«On arrive au bout d’un système»

Publié le 13 décembre 2015

« Il y a vraiment quelque chose qui ne va pas », lâchait Jean-Pierre Fleury, Président de la Fédération National Bovine (FNB), ce 10 décembre 2015. À l’occasion de son tour de France des régions, le bureau de la FNB faisait étape, cet après-midi-là, chez Didier et Sylvain Codecco, éleveurs à Maureville.

Des éleveurs performants…

Durant la matinée, les responsables de la FNB avaient rencontré ceux de la FDSEA 31. L’occasion de faire le point sur les dossiers syndicaux nationaux et de prendre la température du terrain.

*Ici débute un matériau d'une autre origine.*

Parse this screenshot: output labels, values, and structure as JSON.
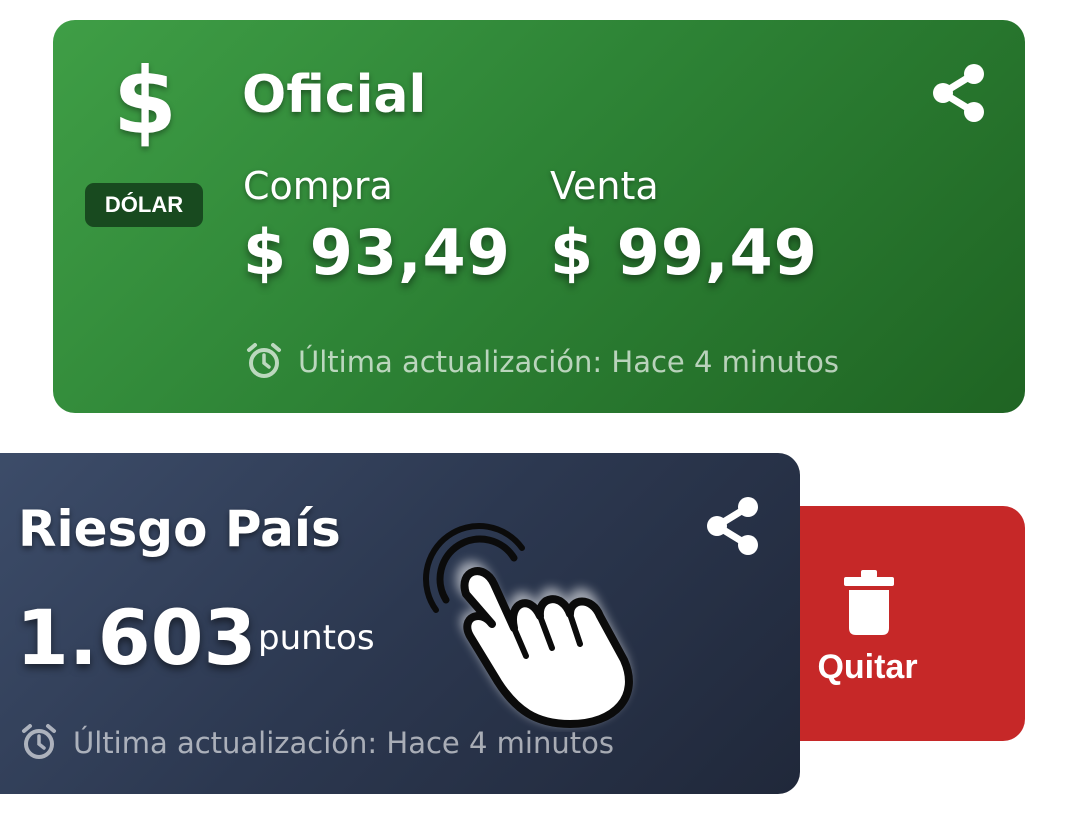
{
  "cards": {
    "dolar": {
      "icon": "dollar-sign-icon",
      "symbol": "$",
      "badge": "DÓLAR",
      "title": "Oficial",
      "compra_label": "Compra",
      "compra_value": "$ 93,49",
      "venta_label": "Venta",
      "venta_value": "$ 99,49",
      "updated": "Última actualización: Hace 4 minutos"
    },
    "riesgo": {
      "title": "Riesgo País",
      "value": "1.603",
      "unit": "puntos",
      "updated": "Última actualización: Hace 4 minutos"
    },
    "swipe_action": {
      "label": "Quitar",
      "icon": "trash-icon"
    },
    "gesture": {
      "icon": "tap-hand-icon"
    }
  },
  "colors": {
    "green": "#2e8436",
    "badge": "#184a1f",
    "navy": "#2c3850",
    "red": "#c62828"
  }
}
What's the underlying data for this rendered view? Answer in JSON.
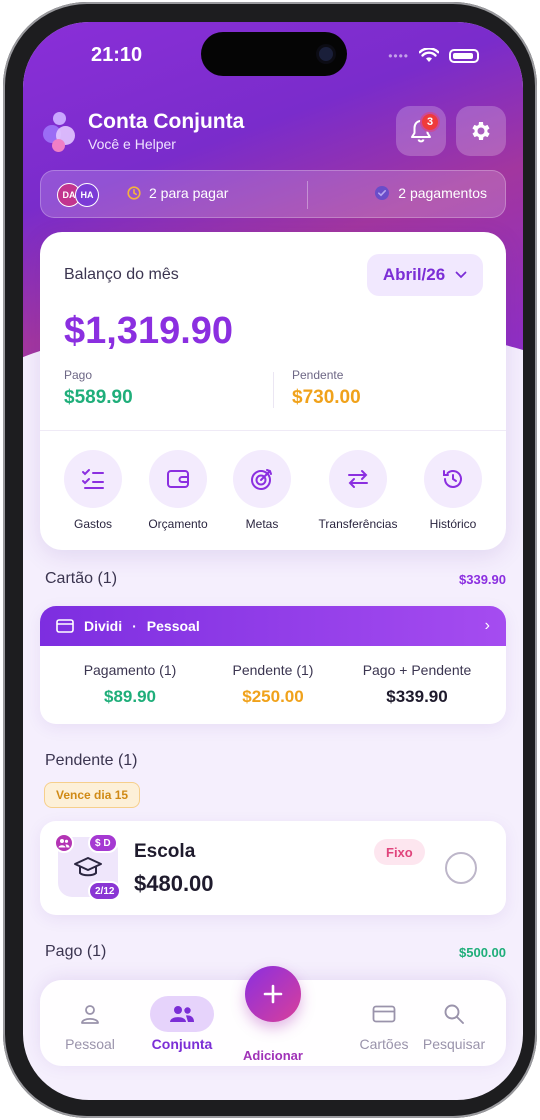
{
  "status": {
    "time": "21:10"
  },
  "header": {
    "title": "Conta Conjunta",
    "subtitle": "Você e Helper",
    "notification_count": "3"
  },
  "summary": {
    "avatars": [
      "DA",
      "HA"
    ],
    "to_pay": "2 para pagar",
    "payments": "2 pagamentos"
  },
  "balance": {
    "label": "Balanço do mês",
    "month": "Abril/26",
    "total": "$1,319.90",
    "paid_label": "Pago",
    "paid_value": "$589.90",
    "pending_label": "Pendente",
    "pending_value": "$730.00"
  },
  "actions": [
    {
      "label": "Gastos",
      "icon": "checklist-icon"
    },
    {
      "label": "Orçamento",
      "icon": "wallet-icon"
    },
    {
      "label": "Metas",
      "icon": "target-icon"
    },
    {
      "label": "Transferências",
      "icon": "transfer-arrows-icon"
    },
    {
      "label": "Histórico",
      "icon": "history-icon"
    }
  ],
  "card_section": {
    "title": "Cartão (1)",
    "amount": "$339.90",
    "card_name": "Dividi",
    "separator": "·",
    "card_type": "Pessoal",
    "columns": [
      {
        "label": "Pagamento (1)",
        "value": "$89.90"
      },
      {
        "label": "Pendente (1)",
        "value": "$250.00"
      },
      {
        "label": "Pago + Pendente",
        "value": "$339.90"
      }
    ]
  },
  "pending_section": {
    "title": "Pendente (1)",
    "due_chip": "Vence dia 15",
    "item": {
      "name": "Escola",
      "amount": "$480.00",
      "tag": "Fixo",
      "payer_badge": "$ D",
      "installment": "2/12",
      "icon": "graduation-cap-icon"
    }
  },
  "paid_section": {
    "title": "Pago (1)",
    "amount": "$500.00"
  },
  "tabbar": {
    "tabs": [
      {
        "label": "Pessoal",
        "icon": "person-icon"
      },
      {
        "label": "Conjunta",
        "icon": "group-icon",
        "active": true
      },
      {
        "label": "Cartões",
        "icon": "credit-card-icon"
      },
      {
        "label": "Pesquisar",
        "icon": "search-icon"
      }
    ],
    "add_label": "Adicionar"
  },
  "colors": {
    "accent": "#8b2fe0",
    "paid": "#1fae7a",
    "pending": "#f0a21b",
    "hero_start": "#8a2fd8",
    "hero_mid": "#a2369f"
  }
}
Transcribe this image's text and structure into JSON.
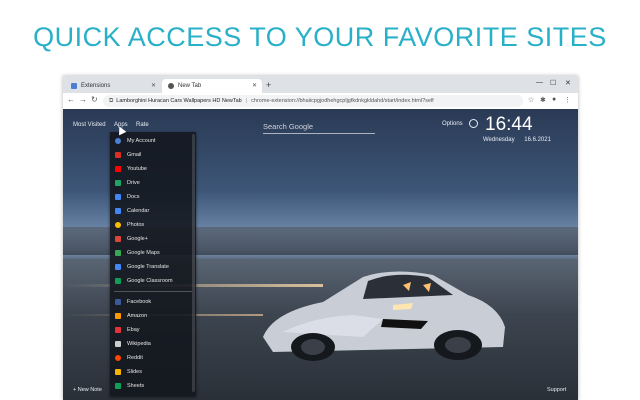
{
  "headline": "QUICK ACCESS TO YOUR FAVORITE SITES",
  "tabs": [
    {
      "label": "Extensions",
      "active": false,
      "icon": "puzzle-icon"
    },
    {
      "label": "New Tab",
      "active": true,
      "icon": "newtab-icon"
    }
  ],
  "toolbar": {
    "site_name": "Lamborghini Huracan Cars Wallpapers HD NewTab",
    "url": "chrome-extension://bhaiicpgjodhehgcpljgfkdnkgkldahd/start/index.html?self"
  },
  "page": {
    "links": [
      "Most Visited",
      "Apps",
      "Rate"
    ],
    "search_placeholder": "Search Google",
    "options_label": "Options",
    "time": "16:44",
    "day": "Wednesday",
    "date": "16.6.2021",
    "new_note": "+ New Note",
    "support": "Support"
  },
  "apps_menu": {
    "google": [
      {
        "label": "My Account",
        "color": "#4a7fd4"
      },
      {
        "label": "Gmail",
        "color": "#d93025"
      },
      {
        "label": "Youtube",
        "color": "#ff0000"
      },
      {
        "label": "Drive",
        "color": "#1fa463"
      },
      {
        "label": "Docs",
        "color": "#4285f4"
      },
      {
        "label": "Calendar",
        "color": "#4285f4"
      },
      {
        "label": "Photos",
        "color": "#fbbc04"
      },
      {
        "label": "Google+",
        "color": "#db4437"
      },
      {
        "label": "Google Maps",
        "color": "#34a853"
      },
      {
        "label": "Google Translate",
        "color": "#4285f4"
      },
      {
        "label": "Google Classroom",
        "color": "#0f9d58"
      }
    ],
    "other": [
      {
        "label": "Facebook",
        "color": "#3b5998"
      },
      {
        "label": "Amazon",
        "color": "#ff9900"
      },
      {
        "label": "Ebay",
        "color": "#e53238"
      },
      {
        "label": "Wikipedia",
        "color": "#cccccc"
      },
      {
        "label": "Reddit",
        "color": "#ff4500"
      },
      {
        "label": "Slides",
        "color": "#f4b400"
      },
      {
        "label": "Sheets",
        "color": "#0f9d58"
      }
    ]
  }
}
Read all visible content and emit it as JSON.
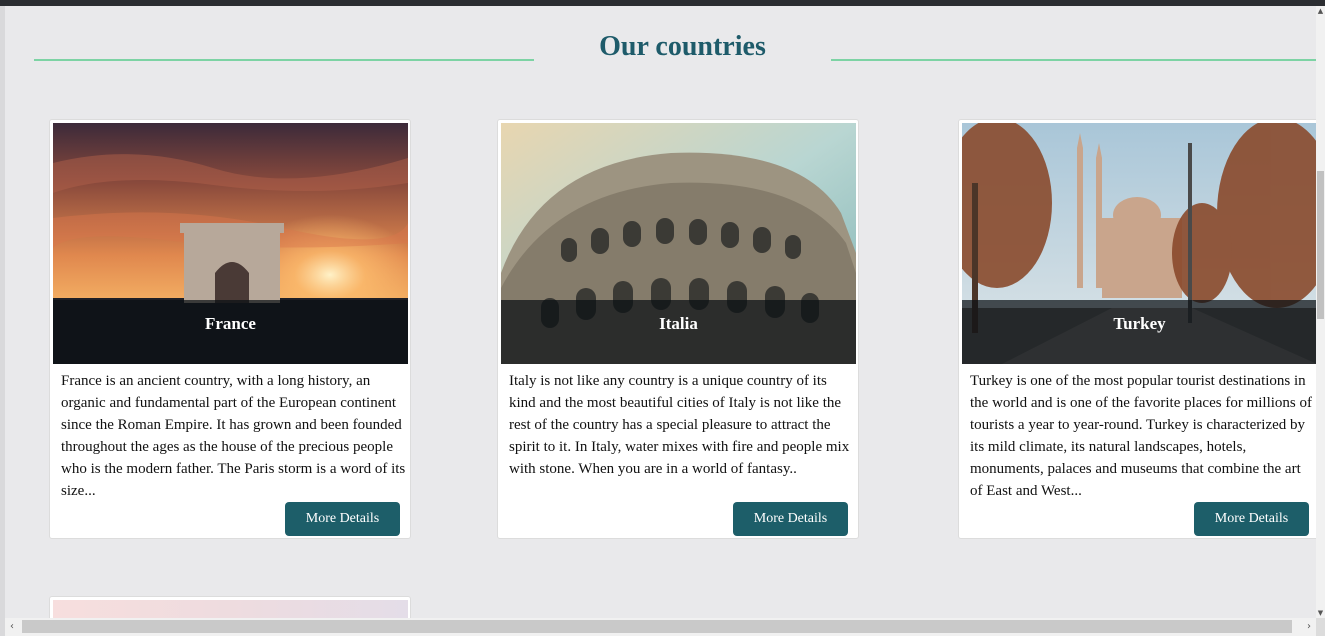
{
  "section": {
    "title": "Our countries",
    "line_color": "#7dd3a4",
    "title_color": "#1e5b6a"
  },
  "cards": [
    {
      "name": "France",
      "description": "France is an ancient country, with a long history, an organic and fundamental part of the European continent since the Roman Empire. It has grown and been founded throughout the ages as the house of the precious people who is the modern father. The Paris storm is a word of its size...",
      "button": "More Details",
      "image": "arc-de-triomphe-sunset"
    },
    {
      "name": "Italia",
      "description": "Italy is not like any country is a unique country of its kind and the most beautiful cities of Italy is not like the rest of the country has a special pleasure to attract the spirit to it. In Italy, water mixes with fire and people mix with stone. When you are in a world of fantasy..",
      "button": "More Details",
      "image": "colosseum"
    },
    {
      "name": "Turkey",
      "description": "Turkey is one of the most popular tourist destinations in the world and is one of the favorite places for millions of tourists a year to year-round. Turkey is characterized by its mild climate, its natural landscapes, hotels, monuments, palaces and museums that combine the art of East and West...",
      "button": "More Details",
      "image": "mosque-street-autumn"
    }
  ],
  "button_color": "#1d5e69",
  "icons": {
    "scroll_up": "scroll-up-arrow-icon",
    "scroll_down": "scroll-down-arrow-icon",
    "scroll_left": "scroll-left-arrow-icon",
    "scroll_right": "scroll-right-arrow-icon"
  }
}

La seconde partie de journée étaient consacrée à la traditionnelle visite d’un élevage représentatif du département. La FDSEA a voulu présenter à la FNB des exploitants réputés pour leur technicité. Une réputation non usurpée si l’on en croit les réactions de la délégation nationale à l’exposé des résultats techniques du GAEC des deux frères. Celui-ci produit essentiellement des veaux blonds d’Aquitaine élevés sous la Mère. Didier Codecco est par ailleurs Président de la coopérative du Veau Fermier du Lauragais, qui rassemble environ 90 éleveurs de trois départements. Productivité numérique des veaux à 102 %, 110 vêlages par an, IVV* de 370 jours, poids moyen des vaches de 580 kg, veaux inscrits au contrôle de performances, etc., les éleveurs connaissent indéniablement leur métier. « Tous nos animaux sont commercialisés localement », précise Didier Codecco. « Les veaux sous la Mère sont vendus jeunes et relativement légers, c’est à dire 4,5 mois et 150 kg/carcasse, entre 1.000 et 1.100 €. La grille des prix est négociée chaque mois, avec la coopérative. Mais les fluctuations sont faibles, 60 cts maximum. Nous avons même terminé l’année avec 20 cts de plus qu’au début. »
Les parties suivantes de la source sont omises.